Parts 1, 3, and 5 are set in Europe at the onset of World War II. Sid opens by describing a crucial episode—the capture of his friend and bandmate Hieronymus “Hiero” Falk, who is denigrated by the Nazis for his mixed German and African ancestry, in occupied Paris. Hiero is then sent to, and presumably dies in, a concentration camp.
Sid backtracks to narrate the events leading up to Hiero’s arrest, starting with a violent scuffle with Nazi soldiers in Berlin a year earlier, which causes the band to go into hiding. Fortunately, a singer named Delilah Brown invites them to Paris to record with Louis Armstrong, and they accept, though it takes a while for them to get there, with several members of the group getting separated along the way. Sid and Delilah become romantically involved, but he remains jealous of the attention she lavishes on Hiero, who is the more talented musician.
In Paris, plans to record with Armstrong are not fully realized before the German army takes over the city, but Sid, Chip, and Hiero choose to keep recording in secret. Just as they are about to produce a promising record, Hiero’s transit papers arrive, but Sid hides them, wanting more time to record. Hiero is then captured, not knowing that Sid concealed his papers. Suspecting the truth, Delilah leaves Sid.

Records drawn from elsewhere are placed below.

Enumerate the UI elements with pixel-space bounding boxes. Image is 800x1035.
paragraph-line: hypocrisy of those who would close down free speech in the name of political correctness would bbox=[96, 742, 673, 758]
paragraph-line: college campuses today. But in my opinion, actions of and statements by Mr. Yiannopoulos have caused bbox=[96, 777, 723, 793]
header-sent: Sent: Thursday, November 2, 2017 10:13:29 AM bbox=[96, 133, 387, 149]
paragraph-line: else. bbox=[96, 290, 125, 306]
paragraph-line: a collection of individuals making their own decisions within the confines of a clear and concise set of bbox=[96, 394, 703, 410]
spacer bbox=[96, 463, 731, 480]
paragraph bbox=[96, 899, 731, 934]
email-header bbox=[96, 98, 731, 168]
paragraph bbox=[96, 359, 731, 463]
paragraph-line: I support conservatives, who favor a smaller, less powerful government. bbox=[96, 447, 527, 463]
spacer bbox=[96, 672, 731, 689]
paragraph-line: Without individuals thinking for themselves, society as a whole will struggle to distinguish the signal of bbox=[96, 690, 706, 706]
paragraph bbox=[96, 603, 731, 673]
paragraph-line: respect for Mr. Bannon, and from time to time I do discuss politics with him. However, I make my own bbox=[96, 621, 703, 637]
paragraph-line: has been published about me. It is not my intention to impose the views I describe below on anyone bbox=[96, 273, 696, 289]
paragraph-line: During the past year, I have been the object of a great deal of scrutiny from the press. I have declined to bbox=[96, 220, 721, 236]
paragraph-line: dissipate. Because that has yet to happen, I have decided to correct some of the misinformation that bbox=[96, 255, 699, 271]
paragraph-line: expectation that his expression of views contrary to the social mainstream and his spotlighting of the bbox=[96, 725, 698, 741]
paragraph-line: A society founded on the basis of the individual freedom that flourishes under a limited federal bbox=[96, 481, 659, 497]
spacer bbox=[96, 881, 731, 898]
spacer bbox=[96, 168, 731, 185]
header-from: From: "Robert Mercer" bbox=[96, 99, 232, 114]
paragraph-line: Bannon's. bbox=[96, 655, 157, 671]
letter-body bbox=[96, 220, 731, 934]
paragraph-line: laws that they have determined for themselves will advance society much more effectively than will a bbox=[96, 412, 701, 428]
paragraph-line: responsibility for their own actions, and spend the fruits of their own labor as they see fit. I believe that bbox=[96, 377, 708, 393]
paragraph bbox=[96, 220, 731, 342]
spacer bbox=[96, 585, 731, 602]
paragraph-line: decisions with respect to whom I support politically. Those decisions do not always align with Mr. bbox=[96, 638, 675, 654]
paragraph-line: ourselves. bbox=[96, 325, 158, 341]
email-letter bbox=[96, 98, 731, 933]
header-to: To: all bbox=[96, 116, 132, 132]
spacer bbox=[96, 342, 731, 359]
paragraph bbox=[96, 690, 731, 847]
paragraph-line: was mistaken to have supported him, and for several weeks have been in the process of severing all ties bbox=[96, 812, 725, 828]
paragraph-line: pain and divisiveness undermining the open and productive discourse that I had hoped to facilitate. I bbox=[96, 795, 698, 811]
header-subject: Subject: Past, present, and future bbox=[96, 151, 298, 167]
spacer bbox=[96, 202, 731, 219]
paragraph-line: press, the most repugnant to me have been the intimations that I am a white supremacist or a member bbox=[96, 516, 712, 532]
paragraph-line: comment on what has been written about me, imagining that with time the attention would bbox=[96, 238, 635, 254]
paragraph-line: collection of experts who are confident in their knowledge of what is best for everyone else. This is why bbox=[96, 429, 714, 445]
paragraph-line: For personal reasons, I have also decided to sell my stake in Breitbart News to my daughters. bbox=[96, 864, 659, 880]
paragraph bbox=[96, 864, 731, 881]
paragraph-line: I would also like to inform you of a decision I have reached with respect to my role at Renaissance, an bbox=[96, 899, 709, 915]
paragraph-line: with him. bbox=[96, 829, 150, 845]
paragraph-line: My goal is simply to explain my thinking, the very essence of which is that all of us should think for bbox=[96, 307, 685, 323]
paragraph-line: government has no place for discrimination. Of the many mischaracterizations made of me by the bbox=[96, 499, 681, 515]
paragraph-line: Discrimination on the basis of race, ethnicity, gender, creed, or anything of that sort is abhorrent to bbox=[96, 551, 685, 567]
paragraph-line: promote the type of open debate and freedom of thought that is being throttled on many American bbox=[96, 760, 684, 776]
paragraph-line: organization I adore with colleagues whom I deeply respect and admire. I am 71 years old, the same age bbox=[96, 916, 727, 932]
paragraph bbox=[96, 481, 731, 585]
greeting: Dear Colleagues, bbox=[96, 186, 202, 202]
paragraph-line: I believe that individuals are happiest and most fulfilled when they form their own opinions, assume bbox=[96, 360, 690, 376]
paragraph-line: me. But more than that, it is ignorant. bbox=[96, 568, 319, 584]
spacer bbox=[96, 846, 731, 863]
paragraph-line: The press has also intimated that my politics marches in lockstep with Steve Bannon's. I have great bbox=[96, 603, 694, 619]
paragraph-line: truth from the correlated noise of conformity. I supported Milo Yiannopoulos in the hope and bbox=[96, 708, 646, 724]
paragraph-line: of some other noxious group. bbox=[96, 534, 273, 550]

Parts 2, 4, and 6 are set five decades later, in 1992, and detail the reunion of Sid with Charles “Chip” Jones, another one of his bandmates, who was with him in Paris and Berlin. Chip and Sid attend the premiere of a documentary about Hiero. In the film Chip accuses Sid of betraying Hiero out of jealousy. Sid walks out, but Chip apologizes and invites him to visit Hiero in Poland; Sid refuses to believe that Hiero is alive, since no one has seen him since the war, but he goes with Chip. A flight and a long bus ride later, they arrive at Hiero’s home and find him alive, though blind. Wracked with guilt, Sid explains what he did to Hiero, who hints at forgiveness.
Much of the novel centers on Sid’s internal conflict between jealousy at Hiero’s effortless musical genius and his brotherly concern for the younger musician, but Edugyan also directs our attention to broader social and political concerns, such as the varieties of prejudice that hold sway not only in Nazi Germany but around the world, as well as the power of music to transcend cultural differences.